Bien, estoy dispuesto. De manera que ya imagino el día fasto, libre al fin, el espontón hundido en su espalda y su asquerosa cabeza, visible ahora gracias a la luz de la muerte, en la picota.

martes, diciembre 21, 2010

Bajarse del tren

Alimentarse. Alimentarse. Esta acción tan imperiosa nos obliga a trajinar tareas irrelevantes para nuestra alma. Diseñar, por ejemplo, complejos sistemas de telecomunicaciones, estudiar las estrategias del desarrollo de los hidrocarburos y las proyecciones de las reservas, escribir términos de referencia para plantas petroquímicas, revisar contratos, elaborar borradores de decretos supremos, revisar la ortografía y gramática de interminables documentos técnicos de toda índole. Y va y va el carrusel de labores casi totalmente ajenas a la literatura. Pero el azar –Lezama dixit- es una selección que brota de una lectura indescifrable; las cadenas causales, adelantándose, son los torreones donde el azar sucumbe. Así que aquí no hay albur hay causa, se dirá categóricamente. Entonces pienso en el tren.

Viajo en medio de un tren atestado de gente, que se arremolina en cada estación para subirse. Sueñan con los camarotes de primera clase, pero la mayoría apenas logra los últimos vagones atestados, apiñados, mugrosos y malolientes. Disputando con los chulupis hasta el último rincón del oscuro vagón que bambolea.
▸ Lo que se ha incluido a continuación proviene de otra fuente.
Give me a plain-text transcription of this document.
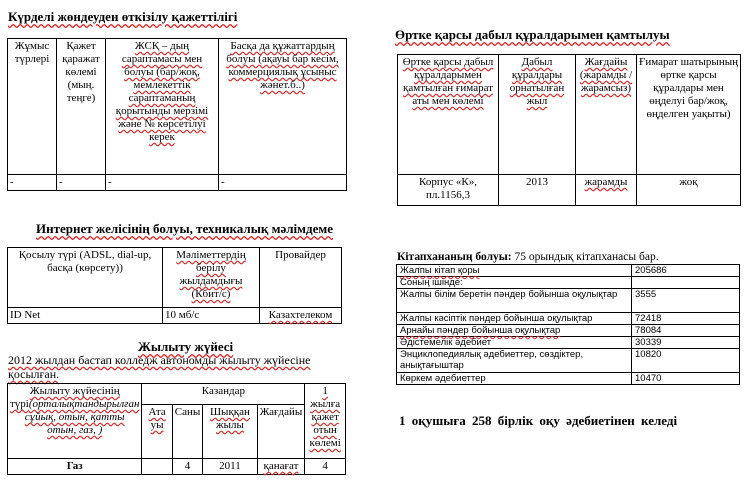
Күрделі жөндеуден өткізілу қажеттілігі
Жұмыс түрлері	Қажет қаражат көлемі (мың. теңге)	ЖСҚ – дың сараптамасы мен болуы (бар/жоқ, мемлекеттік сараптаманың қорытынды мерзімі және № көрсетілуі керек	Басқа да құжаттардың болуы (ақауы бар кесім, коммерциялық ұсыныс жәнет.б..)
-	-	-	-
Өртке қарсы дабыл құралдарымен қамтылуы
Өртке қарсы дабыл құралдарымен қамтылған ғимарат аты мен көлемі	Дабыл құралдары орнатылған жыл	Жағдайы (жарамды / жарамсыз)	Ғимарат шатырының өртке қарсы құралдары мен өңделуі бар/жоқ, өңделген уақыты)
Корпус «К», пл.1156,3	2013	жарамды	жоқ
Интернет желісінің болуы, техникалық мәлімдеме
Қосылу түрі (ADSL, dial-up, басқа (көрсету))	Мәліметтердің берілу жылдамдығы (Кбит/с)	Провайдер
ID Net	10 мб/с	Казахтелеком
Кітапхананың болуы: 75 орындық кітапханасы бар.
Жалпы кітап қоры	205686
Соның ішінде:	
Жалпы білім беретін пәндер бойынша оқулықтар	3555
Жалпы кәсіптік пәндер бойынша оқулықтар	72418
Арнайы пәндер бойынша оқулықтар	78084
Әдістемелік әдебиет	30339
Энциклопедиялық әдебиеттер, сөздіктер, анықтағыштар	10820
Көркем әдебиеттер	10470
1 оқушыға 258 бірлік оқу әдебиетінен келеді
Жылыту жүйесі
2012 жылдан бастап колледж автономды жылыту жүйесіне қосылған.
Жылыту жүйесінің түрі(орталықтандырылған сұйық, отын, қатты отын, газ, )	Казандар				1 жылға қажет отын көлемі
	Ата уы	Саны	Шыққан жылы	Жағдайы	
Газ		4	2011	қанағат	4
Yo me ilusiono con bajar. Y no es que no lo haya hecho, ya hubo el día en que me obligaron a hacerlo. Fruto de una de aquellas estaciones fue la novela El Huésped, y en otro alto, Tamil, y de la suma de varias El lugar imperfecto y sus paradas. Pero las fuerzas no alcanzan para quedarse fuera del tren, y de repente pasa otro y te subes y vuelves al interminable carreteo de las ruedas sobre la pista del ferrocarril y su pito demencial y mandatorio.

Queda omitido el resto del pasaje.